Eliaz Therapeutics opens Reg CF round to fund sepsis apheresis device
Eliaz Therapeutics has launched a Regulation Crowdfunding raise to advance XGal-3, its investigational apheresis device designed to selectively remove Galectin-3 from the bloodstream in sepsis patients. The Santa Rosa, California company says it will use the proceeds to fund GLP safety studies and its first-in-human clinical trials.

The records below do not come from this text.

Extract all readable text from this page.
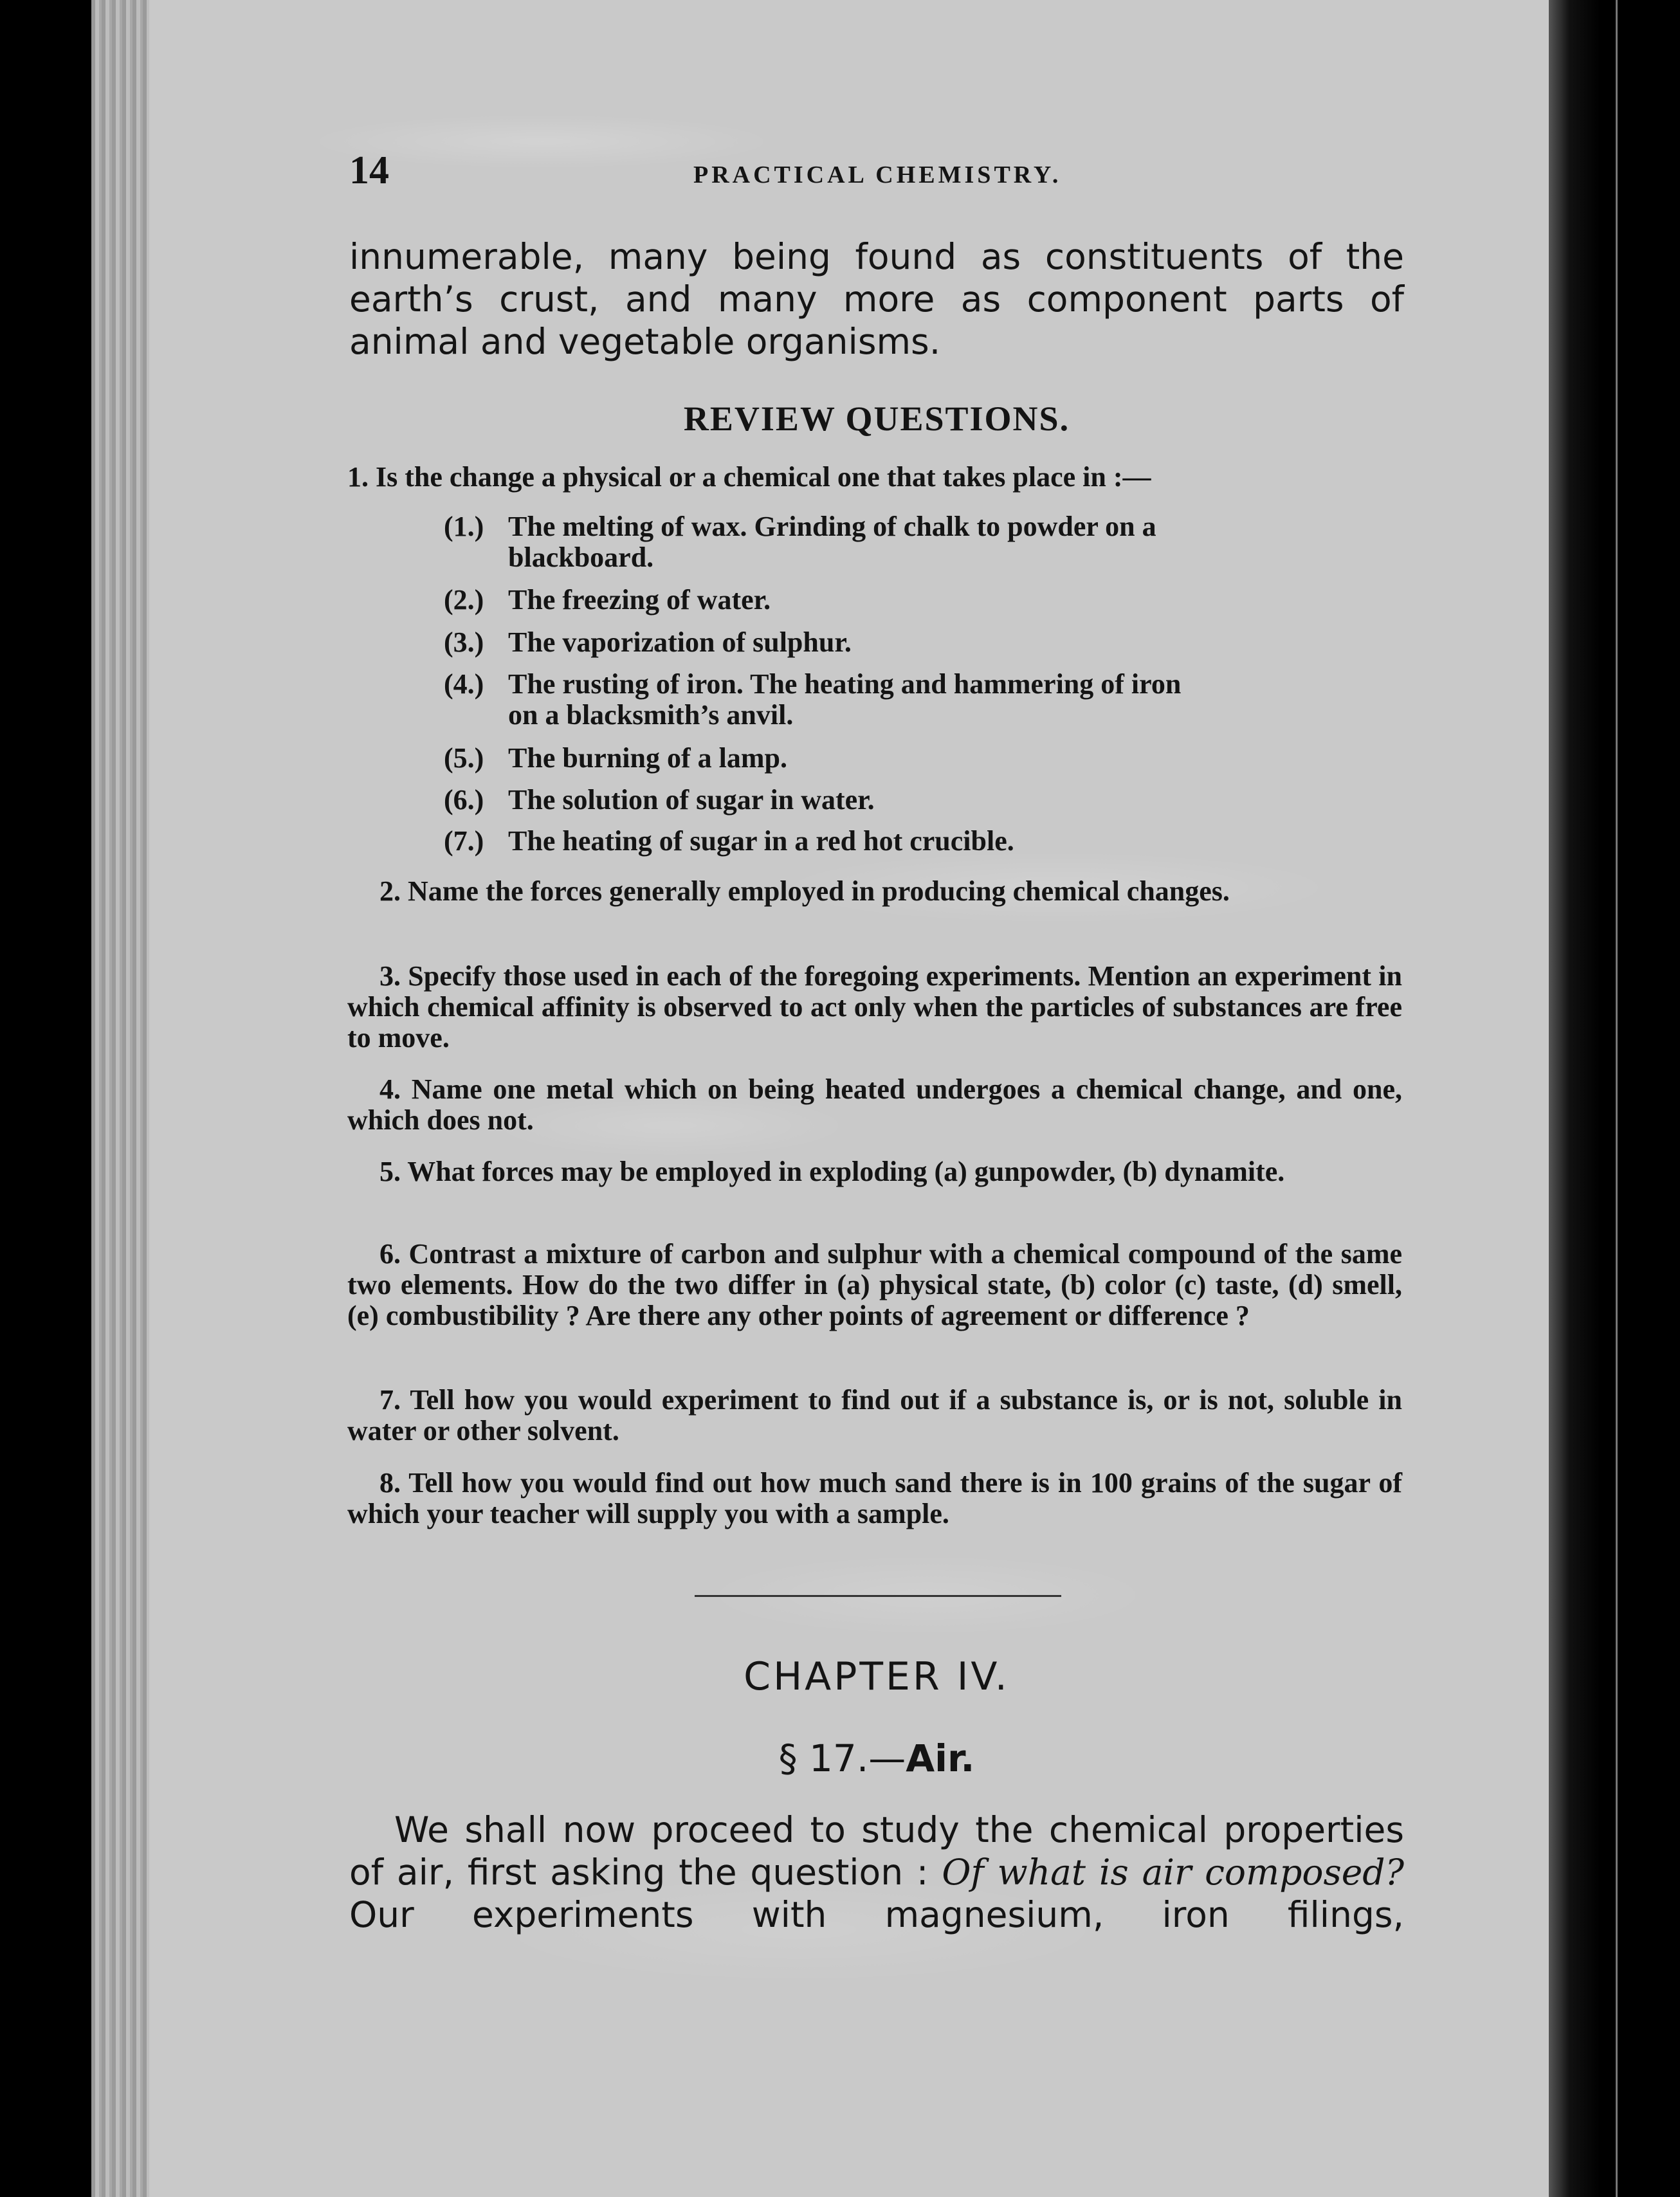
14	PRACTICAL CHEMISTRY.
innumerable, many being found as constituents of the earth’s crust, and many more as component parts of animal and vegetable organisms.
REVIEW QUESTIONS.
1. Is the change a physical or a chemical one that takes place in :—
(1.) The melting of wax. Grinding of chalk to powder on a
blackboard.
(2.) The freezing of water.
(3.) The vaporization of sulphur.
(4.) The rusting of iron. The heating and hammering of iron
on a blacksmith’s anvil.
(5.) The burning of a lamp.
(6.) The solution of sugar in water.
(7.) The heating of sugar in a red hot crucible.
2. Name the forces generally employed in producing chemical changes.
3. Specify those used in each of the foregoing experiments. Mention an experiment in which chemical affinity is observed to act only when the particles of substances are free to move.
4. Name one metal which on being heated undergoes a chemical change, and one, which does not.
5. What forces may be employed in exploding (a) gunpowder, (b) dynamite.
6. Contrast a mixture of carbon and sulphur with a chemical compound of the same two elements. How do the two differ in (a) physical state, (b) color (c) taste, (d) smell, (e) combustibility ? Are there any other points of agreement or difference ?
7. Tell how you would experiment to find out if a substance is, or is not, soluble in water or other solvent.
8. Tell how you would find out how much sand there is in 100 grains of the sugar of which your teacher will supply you with a sample.
CHAPTER IV.
§ 17.—Air.
We shall now proceed to study the chemical properties of air, first asking the question : Of what is air composed? Our experiments with magnesium, iron filings,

The raise follows a series of development milestones. The FDA granted XGal-3 Breakthrough Device Designation in the first quarter of 2025, a status intended to accelerate development and review of technologies addressing serious unmet medical needs. Eliaz has also secured $1.9 million in NIH grant funding for large animal safety work and entered a formal collaboration with Terumo BCT, one of the leading global suppliers of apheresis platforms, which will provide core equipment and disposables for pre-clinical and clinical programmes. Preclinical data demonstrating improved survival and inflammatory marker profiles in controlled animal sepsis models has been published in a peer-reviewed journal, where it appeared as a cover article. The company reports that over 1,700 investors have committed to the project across prior rounds, with $8 million raised to date.
The clinical rationale
Galectin-3 is a lectin protein that plays a role in inflammatory and fibrotic signalling. In sepsis, where uncontrolled immune activation drives multi-organ failure, Galectin-3 is thought to amplify the cascade that clinicians struggle to interrupt with existing supportive care. XGal-3 is designed to bind and extract the protein extracorporeally using an antibody-based matrix, on apheresis equipment already present in most intensive care units.

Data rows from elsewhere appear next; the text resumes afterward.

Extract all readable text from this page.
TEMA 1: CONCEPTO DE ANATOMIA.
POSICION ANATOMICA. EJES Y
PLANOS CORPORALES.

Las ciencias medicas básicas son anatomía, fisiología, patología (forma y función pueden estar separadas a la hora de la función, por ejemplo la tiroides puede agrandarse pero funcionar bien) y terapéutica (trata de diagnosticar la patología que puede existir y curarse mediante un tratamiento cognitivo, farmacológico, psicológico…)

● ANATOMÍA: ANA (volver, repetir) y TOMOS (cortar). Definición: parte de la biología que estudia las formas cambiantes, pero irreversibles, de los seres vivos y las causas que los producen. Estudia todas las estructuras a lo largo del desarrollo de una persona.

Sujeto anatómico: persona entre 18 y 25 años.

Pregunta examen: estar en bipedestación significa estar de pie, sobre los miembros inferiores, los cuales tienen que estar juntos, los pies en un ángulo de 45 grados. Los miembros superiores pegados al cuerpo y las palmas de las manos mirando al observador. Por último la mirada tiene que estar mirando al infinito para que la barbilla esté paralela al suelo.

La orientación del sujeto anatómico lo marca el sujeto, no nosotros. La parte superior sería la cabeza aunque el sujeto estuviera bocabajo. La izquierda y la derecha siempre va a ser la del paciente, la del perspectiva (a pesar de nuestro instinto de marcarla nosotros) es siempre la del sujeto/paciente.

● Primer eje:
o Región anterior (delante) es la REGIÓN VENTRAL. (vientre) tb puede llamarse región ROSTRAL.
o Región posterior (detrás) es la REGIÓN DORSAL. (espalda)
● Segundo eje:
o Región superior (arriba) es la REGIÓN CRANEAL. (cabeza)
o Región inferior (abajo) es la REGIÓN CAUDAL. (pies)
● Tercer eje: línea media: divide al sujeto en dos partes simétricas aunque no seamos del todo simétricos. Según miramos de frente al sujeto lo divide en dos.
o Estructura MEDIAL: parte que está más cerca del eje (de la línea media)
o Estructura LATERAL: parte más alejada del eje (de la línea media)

Founder and chief executive Isaac Eliaz said the device represents three decades of focus on Galectin-3 biology. "XGal-3 represents the culmination of that work, and this raise will help us to start our first-in-human trials," he said. Eliaz added that the crowdfunding round is open to public investors, an unusual financing model for a clinical-stage device company.
Market context and competitive landscape
Sepsis is responsible for approximately 11 million deaths each year globally and costs the US healthcare system an estimated $62 billion annually, according to figures cited by the company. Despite this burden, no FDA-approved therapy is specifically authorised to correct the underlying immune dysregulation of sepsis; treatment remains largely supportive. That regulatory gap explains the strategic appeal of the Breakthrough Device pathway, which can compress review timelines considerably.
The apheresis-in-sepsis space is not without competition. CytoSorb, developed by CytoSorbents, has received regulatory clearance in Europe and is widely used outside the US for cytokine reduction in critical illness, though it targets a broad cytokine profile rather than a specific protein. Eliaz's approach of targeting a single mediator, Galectin-3, is a more selective strategy, which may sharpen the clinical hypothesis but also raises the bar for demonstrating that removing this particular protein is sufficient to alter patient outcomes. Independent validation of the preclinical survival data in human trials will be the critical test.
Beyond sepsis, the company has flagged that Galectin-3 is implicated in liver and lung fibrosis, chronic kidney disease, heart failure, and certain cancers. The platform is positioned as potentially extensible across these indications, though XGal-3 remains a sepsis device for regulatory purposes at this stage.
A Reg CF raise carries statutory limits on the amount that can be raised and involves less institutional due diligence than a traditional venture round, which investors should weigh accordingly. First-in-human trial timelines and a target raise amount were not disclosed in the announcement.